This Giant Nose Art Piece Drips Descriptive Snot
This giant nose, built by Adnan Aga, smells things and drips printed descriptions of the scents out of its nostril.
For every human sense, there is an artificial analog. Image sensors and light sensors approximate sight. Microphones can hear. Force sensors and capacitive sensors mimic touch. But the analogs for taste and smell are much more difficult, because those senses are extremely subjective. An android nose could tell you when it detects a specific chemical compound, but would have a hard time accurately describing the sum of several chemicals all mixed together — as most real world scents are. To get around that, this giant nose art piece avoids sniffing altogether when it prints out smell descriptions.
This art piece, built by Adnan Aga, resembles a schnoz ripped from the face of a humongous silver being. It mounts to a wall above a platform. When a patron of the arts places something on that platform, the nose will go to work. It will give the object a whiff and then a printed description of the object's scent begins pouring out of the left nostril. It works with just about any recognizable object, which is pretty amazing if you're familiar with the limitations of electronic noses.
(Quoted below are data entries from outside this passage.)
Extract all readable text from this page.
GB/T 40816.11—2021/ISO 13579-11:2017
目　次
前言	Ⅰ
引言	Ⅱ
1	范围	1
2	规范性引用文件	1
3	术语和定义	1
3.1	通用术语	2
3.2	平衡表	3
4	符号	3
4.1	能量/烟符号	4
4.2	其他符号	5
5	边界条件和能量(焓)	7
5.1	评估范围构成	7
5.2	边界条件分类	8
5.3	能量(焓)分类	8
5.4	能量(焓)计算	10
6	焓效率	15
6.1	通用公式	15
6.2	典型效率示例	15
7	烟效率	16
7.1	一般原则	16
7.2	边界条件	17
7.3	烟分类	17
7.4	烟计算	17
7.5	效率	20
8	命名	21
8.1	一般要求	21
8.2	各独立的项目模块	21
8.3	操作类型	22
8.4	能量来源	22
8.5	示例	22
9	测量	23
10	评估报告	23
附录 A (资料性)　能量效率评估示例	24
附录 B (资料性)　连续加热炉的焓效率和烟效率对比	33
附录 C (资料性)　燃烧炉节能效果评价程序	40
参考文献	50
The secret is that the nose isn't actually smelling anything. It doesn't have any hardware capable of identifying chemical compounds in the air. Instead, Aga got clever and pulled a fast one. Inside the right nostril, there is a camera that points down at the platform. It takes a picture of the object on the table and runs that through image recognition to identify the object. It then passes information about the object to an AI model that generates a poetic description of how the object should smell. It would, of course, be possible to fool the system by disguising a scent with an object that looks different (like a rose coated in bacon grease).
For all of this to work, Aga used a Raspberry Pi 4 Model B single-board computer with a Raspberry Pi Camera, a distance sensor, a thermal printer, and a speaker. The distance sensor lets the system know when an object is on the platform and the speaker plays sound effects. A Python script performs the image recognition using Google Images, then produces the description using GPT-4. Aga 3D-printed the physical nose in sections, then assembled them and painted the result.
Aga built this piece for a graduate thesis at NYU, then put it on display at Olfactory Art Keller in New York's Chinatown.